Colouration of the legs is highly influenced by ethanol preservation. The proposed features refer to the individual segments and are mainly applicable to the first pair of legs. If these legs are missing, the features can still be used on other legs, but with less certainty. Thus, for unicoloured legs look at each segment separately, not the entire leg. When checking for bands in the middle of the legs pay attention to pigmentation (or traces of it) and not accidental dirt or ill defined spots. Use this character mainly for immature specimens, where you may need it as a character for identification.

Granulation/punctation has a minor importance and works well at the genus level. Granulation is most pronounced on the cephalothorax of Crustulina, however, some male Steatoda species have small tubercules, which can give a granulated appearance.
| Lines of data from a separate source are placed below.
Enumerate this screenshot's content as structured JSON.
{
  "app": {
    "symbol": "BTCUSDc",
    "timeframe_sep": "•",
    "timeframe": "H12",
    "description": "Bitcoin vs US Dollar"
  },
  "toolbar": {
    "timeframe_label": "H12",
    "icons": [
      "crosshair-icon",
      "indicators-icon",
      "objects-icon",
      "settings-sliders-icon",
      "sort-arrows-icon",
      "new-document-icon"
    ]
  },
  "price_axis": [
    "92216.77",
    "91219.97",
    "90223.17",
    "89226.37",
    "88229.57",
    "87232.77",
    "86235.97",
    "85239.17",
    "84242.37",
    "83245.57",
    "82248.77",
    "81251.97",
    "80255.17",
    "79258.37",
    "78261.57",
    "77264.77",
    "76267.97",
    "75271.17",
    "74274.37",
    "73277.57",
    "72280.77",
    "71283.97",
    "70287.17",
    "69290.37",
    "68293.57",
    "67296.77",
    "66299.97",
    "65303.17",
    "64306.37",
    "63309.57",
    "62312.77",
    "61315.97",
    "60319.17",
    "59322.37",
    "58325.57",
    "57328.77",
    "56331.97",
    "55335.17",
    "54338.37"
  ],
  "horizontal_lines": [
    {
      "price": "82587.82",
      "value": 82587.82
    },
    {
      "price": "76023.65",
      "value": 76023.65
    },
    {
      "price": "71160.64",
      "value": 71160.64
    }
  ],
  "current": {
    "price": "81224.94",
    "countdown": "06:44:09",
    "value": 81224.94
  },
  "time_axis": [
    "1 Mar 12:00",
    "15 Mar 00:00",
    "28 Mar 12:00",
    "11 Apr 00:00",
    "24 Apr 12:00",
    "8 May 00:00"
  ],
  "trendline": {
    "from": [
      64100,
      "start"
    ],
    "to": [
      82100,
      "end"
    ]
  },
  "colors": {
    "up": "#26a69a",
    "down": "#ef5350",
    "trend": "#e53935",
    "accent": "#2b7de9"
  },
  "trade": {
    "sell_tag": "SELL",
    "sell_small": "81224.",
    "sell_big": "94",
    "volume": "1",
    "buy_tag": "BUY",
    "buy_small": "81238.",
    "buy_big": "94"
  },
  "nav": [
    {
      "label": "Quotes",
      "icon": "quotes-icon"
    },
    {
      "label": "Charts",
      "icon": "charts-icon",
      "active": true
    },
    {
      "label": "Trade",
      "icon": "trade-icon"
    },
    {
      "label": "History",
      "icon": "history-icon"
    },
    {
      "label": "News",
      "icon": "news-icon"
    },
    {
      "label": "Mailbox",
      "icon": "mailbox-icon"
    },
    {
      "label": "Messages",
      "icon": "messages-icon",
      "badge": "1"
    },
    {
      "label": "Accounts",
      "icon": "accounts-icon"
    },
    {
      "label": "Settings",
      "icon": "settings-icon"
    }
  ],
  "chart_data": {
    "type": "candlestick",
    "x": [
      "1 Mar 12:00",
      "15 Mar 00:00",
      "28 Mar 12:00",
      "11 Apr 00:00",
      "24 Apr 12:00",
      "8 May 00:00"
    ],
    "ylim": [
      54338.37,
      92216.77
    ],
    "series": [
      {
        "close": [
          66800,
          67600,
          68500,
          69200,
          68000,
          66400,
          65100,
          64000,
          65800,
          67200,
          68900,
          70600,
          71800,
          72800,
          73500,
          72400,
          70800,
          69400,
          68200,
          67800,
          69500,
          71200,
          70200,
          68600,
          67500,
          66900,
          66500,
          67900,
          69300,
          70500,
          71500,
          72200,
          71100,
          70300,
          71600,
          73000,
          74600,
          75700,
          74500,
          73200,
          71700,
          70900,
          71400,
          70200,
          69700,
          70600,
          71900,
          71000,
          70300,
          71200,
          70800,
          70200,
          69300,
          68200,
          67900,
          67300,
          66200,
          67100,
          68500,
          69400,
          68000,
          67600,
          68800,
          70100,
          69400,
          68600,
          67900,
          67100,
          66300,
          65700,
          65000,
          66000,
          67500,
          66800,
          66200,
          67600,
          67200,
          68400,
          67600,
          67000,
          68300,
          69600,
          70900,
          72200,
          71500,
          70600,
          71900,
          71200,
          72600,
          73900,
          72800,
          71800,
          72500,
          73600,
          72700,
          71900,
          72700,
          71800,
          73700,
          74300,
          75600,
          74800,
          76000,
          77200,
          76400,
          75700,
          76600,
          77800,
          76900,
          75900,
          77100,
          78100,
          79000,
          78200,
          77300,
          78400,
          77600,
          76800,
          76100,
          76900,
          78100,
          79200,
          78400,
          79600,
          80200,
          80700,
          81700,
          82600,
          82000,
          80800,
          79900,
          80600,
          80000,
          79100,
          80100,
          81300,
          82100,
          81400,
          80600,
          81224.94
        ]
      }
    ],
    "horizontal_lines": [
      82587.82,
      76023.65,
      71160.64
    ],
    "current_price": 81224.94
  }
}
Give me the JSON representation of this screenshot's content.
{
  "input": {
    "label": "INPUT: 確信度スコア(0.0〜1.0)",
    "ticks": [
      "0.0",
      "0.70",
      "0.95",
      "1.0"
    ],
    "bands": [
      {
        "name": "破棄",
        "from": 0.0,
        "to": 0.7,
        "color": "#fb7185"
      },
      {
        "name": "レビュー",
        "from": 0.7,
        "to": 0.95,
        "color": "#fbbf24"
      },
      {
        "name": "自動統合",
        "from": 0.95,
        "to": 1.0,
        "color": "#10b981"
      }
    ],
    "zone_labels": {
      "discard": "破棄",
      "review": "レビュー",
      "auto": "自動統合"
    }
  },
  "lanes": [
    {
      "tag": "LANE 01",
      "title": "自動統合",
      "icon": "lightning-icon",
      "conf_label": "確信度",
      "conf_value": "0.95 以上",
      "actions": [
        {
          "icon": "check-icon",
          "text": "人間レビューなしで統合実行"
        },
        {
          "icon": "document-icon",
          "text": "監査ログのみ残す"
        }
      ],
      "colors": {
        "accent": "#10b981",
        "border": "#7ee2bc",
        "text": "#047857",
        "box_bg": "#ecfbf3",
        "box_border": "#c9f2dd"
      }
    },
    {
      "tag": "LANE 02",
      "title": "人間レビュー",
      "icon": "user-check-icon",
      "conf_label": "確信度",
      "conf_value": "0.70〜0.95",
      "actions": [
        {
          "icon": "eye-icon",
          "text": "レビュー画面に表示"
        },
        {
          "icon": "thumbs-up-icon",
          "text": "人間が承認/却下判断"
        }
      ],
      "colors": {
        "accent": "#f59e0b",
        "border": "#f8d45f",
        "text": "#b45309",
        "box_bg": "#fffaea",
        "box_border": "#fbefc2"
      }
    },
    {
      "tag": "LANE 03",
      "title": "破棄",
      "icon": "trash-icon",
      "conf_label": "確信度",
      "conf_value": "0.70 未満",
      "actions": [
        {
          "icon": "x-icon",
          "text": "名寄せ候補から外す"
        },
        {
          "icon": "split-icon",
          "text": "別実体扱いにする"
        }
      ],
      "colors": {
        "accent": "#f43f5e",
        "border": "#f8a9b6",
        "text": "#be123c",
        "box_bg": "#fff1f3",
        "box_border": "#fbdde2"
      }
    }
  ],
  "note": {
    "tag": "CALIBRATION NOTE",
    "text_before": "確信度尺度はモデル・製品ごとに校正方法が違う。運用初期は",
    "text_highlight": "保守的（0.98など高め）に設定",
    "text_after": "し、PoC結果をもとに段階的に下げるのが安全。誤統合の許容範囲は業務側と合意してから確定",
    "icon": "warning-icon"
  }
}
Punctures on the abdomen are best visible under high magnification. Check for small pit-like depressions on the abdomen.

In lateral view check for presence/absence of scutum.

Use epigynum as the last step before checking the black & white images for the remaining entities. Elevated vs not-elevated is best visible in lateral view. Try to distinguish between actual epigynum and plugs left by the males after successful mating; plugs can often be gently prised out using a fine pin to reveal the genitalic structures below.

Use pedipalps as the last step before checking the black & white images for the remaining entities. All illustrations were prepared of the ventral view of left pedipalp. In a few cases an extra lateral view is provided as well.

The short cut to genera is a quick way to select species when you are certain about the genus identification. Some of the most diverse/difficult genera are represented with individual pages where species included in the key are compared on certain morphological features.


Spider diagnosis at New Zealand border
At the species level, spiders are best distinguished by their genitalia, thus only adult spiders can be reliably identified by morphological examination. Other features, such as size, colour and shape vary between the sexes of the same species, are age-dependent and can change with the preservation of the specimens in ethanol.




Although the key was designed to identify adult specimens it can also facilitate the identification of immature stages.